[Sprenger van Eyk, Jacobus Petrus]
SPRENGER VAN EYK (Jacobus Petrus), verdienstelijk staatsman en directeur-generaal der Maatschappij tot Exploitatie van Staatsspoorwegen, overl. 20 Mrt. 1907 te Utrecht, in den ouderdom van 65 jaar. In 1842 te Hilvarenbeek (bij Tilburg) geb., waar zijn vader Jacobus Johannes predikant was (de moeder heette Wilhelmina Carolina Heshusius), studeerde hij te Utrecht in de rechten (ingeschr. Sept. 1863), kon echter wegens bijzondere omstandigheden zijn academische studie niet voltooien, deed in de plaats daarvan examen als candidaat-notaris en als surnumerair bij de registratie, en kreeg toen een ambtenaarsbetrekking bij 't Ministerie van Financiën. In 1871 noodigde de inspecteur van dezen dienst Motké, hem uit, als deskundige mee te gaan naar Java, ten einde aldaar het belastingwezen en de indische financiën in 't algemeen te helpen hervormen. Met bijzondere lust en toewijding gaf Sprenger aan die roepstem gehoor. Door zijn grooten ijver en buitengewone talenten klom hij weldra tot den rang van inspecteur en directeur der indische financiën op. Vervolgens tot lid van den Raad van Indië benoemd (1879), werd hij in 1884 uit deze betrekking naar Nederland teruggeroepen, om aldaar als minister van Koloniën op te treden in 't derde ministerie Heemskerk. Hij aanvaardde dat hooge ambt en vervulde het met lof en eer van 27 Febr. 1884 tot 21 Apr. 88.

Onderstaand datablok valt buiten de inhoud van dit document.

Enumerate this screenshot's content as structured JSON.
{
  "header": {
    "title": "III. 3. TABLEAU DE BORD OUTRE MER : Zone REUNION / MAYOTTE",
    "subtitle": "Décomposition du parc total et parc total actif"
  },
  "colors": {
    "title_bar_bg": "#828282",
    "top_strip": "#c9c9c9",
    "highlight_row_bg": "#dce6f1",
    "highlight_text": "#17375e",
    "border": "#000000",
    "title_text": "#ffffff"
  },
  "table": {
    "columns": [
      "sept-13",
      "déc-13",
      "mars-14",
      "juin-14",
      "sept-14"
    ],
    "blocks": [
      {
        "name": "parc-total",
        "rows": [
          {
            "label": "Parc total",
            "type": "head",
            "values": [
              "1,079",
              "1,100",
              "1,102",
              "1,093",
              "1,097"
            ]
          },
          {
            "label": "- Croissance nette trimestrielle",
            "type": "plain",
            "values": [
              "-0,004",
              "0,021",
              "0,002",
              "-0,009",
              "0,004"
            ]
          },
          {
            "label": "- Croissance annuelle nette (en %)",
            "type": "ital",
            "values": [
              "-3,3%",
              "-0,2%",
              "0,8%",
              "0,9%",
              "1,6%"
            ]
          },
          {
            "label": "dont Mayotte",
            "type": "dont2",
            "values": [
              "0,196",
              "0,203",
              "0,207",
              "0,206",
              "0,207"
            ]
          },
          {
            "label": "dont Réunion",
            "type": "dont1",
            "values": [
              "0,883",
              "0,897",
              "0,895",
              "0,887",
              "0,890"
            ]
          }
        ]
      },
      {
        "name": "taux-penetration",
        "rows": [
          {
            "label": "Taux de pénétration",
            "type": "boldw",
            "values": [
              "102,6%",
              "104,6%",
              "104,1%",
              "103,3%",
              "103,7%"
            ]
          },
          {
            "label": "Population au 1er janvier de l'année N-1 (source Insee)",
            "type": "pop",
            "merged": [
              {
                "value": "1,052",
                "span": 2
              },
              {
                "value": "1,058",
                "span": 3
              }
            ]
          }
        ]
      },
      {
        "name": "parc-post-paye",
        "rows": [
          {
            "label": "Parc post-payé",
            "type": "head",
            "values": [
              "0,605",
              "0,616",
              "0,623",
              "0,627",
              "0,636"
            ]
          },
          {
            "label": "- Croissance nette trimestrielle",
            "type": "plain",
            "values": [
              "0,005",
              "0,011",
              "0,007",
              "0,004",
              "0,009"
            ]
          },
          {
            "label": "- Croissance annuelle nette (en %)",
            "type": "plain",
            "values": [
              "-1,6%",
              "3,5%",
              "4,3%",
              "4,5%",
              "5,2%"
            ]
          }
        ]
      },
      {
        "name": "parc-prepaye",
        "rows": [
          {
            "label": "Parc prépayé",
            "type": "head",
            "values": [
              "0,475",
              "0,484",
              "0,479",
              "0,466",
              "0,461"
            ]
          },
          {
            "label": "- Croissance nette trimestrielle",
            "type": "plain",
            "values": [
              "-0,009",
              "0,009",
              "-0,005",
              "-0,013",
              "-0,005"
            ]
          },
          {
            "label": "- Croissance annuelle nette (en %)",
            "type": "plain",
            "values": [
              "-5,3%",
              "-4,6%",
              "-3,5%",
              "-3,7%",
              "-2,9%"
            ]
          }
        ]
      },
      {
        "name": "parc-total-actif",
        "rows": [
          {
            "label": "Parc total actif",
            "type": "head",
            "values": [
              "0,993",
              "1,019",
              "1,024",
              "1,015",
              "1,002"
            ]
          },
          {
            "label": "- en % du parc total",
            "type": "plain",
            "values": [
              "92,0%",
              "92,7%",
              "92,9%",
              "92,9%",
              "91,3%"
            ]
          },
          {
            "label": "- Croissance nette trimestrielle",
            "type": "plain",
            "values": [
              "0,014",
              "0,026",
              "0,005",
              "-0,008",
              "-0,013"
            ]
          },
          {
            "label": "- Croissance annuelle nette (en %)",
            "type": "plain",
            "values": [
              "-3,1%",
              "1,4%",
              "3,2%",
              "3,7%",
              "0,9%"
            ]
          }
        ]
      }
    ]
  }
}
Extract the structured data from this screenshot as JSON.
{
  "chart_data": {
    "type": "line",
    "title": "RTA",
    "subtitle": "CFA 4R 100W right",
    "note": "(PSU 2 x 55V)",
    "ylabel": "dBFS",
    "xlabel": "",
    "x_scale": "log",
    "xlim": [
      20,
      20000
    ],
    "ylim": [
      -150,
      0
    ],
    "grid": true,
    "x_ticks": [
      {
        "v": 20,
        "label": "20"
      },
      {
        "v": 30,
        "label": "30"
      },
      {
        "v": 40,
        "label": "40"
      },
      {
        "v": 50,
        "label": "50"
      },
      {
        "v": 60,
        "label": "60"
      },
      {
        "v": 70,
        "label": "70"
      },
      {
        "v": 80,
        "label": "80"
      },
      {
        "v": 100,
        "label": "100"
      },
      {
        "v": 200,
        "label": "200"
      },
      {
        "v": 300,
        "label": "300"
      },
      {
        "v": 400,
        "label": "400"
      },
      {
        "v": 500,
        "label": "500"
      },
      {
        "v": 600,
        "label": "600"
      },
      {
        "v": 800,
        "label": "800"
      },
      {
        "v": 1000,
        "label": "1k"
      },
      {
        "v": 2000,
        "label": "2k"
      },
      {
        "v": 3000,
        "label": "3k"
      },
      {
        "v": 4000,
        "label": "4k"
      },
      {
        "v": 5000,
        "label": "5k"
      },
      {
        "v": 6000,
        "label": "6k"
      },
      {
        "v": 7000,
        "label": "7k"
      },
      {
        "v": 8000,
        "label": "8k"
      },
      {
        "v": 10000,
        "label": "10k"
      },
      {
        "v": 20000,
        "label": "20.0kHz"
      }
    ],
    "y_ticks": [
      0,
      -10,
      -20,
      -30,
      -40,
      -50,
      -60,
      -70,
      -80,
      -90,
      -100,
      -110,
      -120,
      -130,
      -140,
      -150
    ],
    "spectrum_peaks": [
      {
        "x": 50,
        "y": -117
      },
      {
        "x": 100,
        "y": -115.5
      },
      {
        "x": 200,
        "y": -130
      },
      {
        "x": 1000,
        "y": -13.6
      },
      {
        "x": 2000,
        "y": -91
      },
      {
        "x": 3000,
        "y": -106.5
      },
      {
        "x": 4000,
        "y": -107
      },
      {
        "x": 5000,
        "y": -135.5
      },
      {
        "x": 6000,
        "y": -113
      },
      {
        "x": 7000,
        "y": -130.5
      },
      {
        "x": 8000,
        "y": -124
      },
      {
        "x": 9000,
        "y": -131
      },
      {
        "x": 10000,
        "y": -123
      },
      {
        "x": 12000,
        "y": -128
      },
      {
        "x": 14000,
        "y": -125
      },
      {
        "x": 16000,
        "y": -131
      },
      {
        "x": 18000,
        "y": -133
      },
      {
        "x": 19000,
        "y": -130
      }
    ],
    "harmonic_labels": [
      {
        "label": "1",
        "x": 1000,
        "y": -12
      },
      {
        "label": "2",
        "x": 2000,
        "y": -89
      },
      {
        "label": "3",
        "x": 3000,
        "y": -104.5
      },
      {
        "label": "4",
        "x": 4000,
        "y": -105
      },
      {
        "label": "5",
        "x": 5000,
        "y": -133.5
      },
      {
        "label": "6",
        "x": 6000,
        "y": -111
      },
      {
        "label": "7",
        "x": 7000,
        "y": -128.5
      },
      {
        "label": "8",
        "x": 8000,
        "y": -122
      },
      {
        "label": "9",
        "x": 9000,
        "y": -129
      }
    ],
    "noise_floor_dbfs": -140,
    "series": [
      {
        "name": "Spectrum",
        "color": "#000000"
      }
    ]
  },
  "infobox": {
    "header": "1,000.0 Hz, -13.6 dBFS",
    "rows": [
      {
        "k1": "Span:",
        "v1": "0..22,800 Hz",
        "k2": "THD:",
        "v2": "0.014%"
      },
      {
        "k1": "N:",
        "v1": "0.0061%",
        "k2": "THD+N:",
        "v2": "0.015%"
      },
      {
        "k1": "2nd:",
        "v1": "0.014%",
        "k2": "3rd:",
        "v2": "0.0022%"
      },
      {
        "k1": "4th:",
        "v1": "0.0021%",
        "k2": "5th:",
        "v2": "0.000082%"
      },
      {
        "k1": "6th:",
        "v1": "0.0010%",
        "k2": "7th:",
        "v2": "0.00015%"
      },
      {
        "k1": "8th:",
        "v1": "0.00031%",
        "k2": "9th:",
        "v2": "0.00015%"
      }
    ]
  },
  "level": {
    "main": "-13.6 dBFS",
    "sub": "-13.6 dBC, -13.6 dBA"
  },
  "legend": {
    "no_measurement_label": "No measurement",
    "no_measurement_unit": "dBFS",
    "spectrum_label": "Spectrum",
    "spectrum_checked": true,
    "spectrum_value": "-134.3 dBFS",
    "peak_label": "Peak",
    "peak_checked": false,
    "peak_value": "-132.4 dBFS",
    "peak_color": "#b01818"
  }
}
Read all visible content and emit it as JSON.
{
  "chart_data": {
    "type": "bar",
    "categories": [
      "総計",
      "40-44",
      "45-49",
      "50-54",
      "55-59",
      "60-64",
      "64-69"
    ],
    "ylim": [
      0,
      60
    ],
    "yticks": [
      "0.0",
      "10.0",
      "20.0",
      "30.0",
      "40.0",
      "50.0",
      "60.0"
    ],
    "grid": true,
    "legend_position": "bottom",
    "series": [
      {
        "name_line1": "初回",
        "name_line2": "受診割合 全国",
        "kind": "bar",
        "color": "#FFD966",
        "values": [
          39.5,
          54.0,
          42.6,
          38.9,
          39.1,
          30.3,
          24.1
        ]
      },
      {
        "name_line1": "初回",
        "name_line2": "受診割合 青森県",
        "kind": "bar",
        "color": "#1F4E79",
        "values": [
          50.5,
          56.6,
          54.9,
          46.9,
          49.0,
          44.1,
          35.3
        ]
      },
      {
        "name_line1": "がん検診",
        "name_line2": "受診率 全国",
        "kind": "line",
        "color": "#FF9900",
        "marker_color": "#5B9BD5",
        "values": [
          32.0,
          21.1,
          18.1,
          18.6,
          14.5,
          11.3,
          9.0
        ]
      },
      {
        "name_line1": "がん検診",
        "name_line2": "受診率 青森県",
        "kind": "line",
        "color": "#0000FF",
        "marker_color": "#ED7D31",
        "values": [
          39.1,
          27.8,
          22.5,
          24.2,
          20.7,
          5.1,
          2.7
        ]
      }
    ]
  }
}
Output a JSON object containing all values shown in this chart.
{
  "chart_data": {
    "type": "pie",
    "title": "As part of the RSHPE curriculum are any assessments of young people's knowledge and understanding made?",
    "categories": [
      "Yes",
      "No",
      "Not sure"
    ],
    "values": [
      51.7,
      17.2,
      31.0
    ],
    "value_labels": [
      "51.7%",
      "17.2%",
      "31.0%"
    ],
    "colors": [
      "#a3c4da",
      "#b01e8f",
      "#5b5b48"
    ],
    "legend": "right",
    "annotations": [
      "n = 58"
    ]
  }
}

In laatstgenoemd jaar tot het ambtelooze leven teruggekeerd, schreef de buitengewoon bekwame en werkzame man meer dan één zeer gewaardeerd werk over het belastingwezen in ons land. Wij noemen: De rijks- en gemeentebelastingen in Nederland (1891) en het onder zijn redactie staande Staatkundig en staathuishoudkundig Weekblad Nederland (1892 e.v.). Voorts zijn Wetgeving op het recht van successie en van overgang bij overlijden (1886) en De wet op de vermogensbelasting (1893) en De wet ter belasting van bedrijfs- en andere inkomsten (1893), beide door hem toegelicht. Zijn woonplaats in den Haag gehouden hebbend, zag hij zich hier in 1892 tot lid van den gemeenteraad gekozen, terwijl de Senaat der utrechtsche hoogeschool hem honoris causa tot Jur. Utr. Dr. bevorderde. Ook tal van andere onderscheidingen vielen hem ten deel.
Van 9 Mei 1894 tot 26 Juli 97 was Sprenger v. Eyk minister van Financiën in 't kabinet Röell. Onder zijn Ieiding kwam toen onder meer een herziening van de Wet op de personeele belasting tot stand, alsmede een regeling op de suikerindustrie.
1 Juli 1900 werd hij tot directeur-generaal der Staatsspoorweg-Maatschappij en tot directeur der Nederl. Centraal Spoorwegmaatschappij benoemd, als opvolger van J.C. Cluysenaer, die als zoodanig was afgetreden.
Zie: van Welderen Rengers, Schets Parlem. Gesch. Nederl., Register (1907), en Ising, In de Kamers der Staten-Generaal (1892), 193.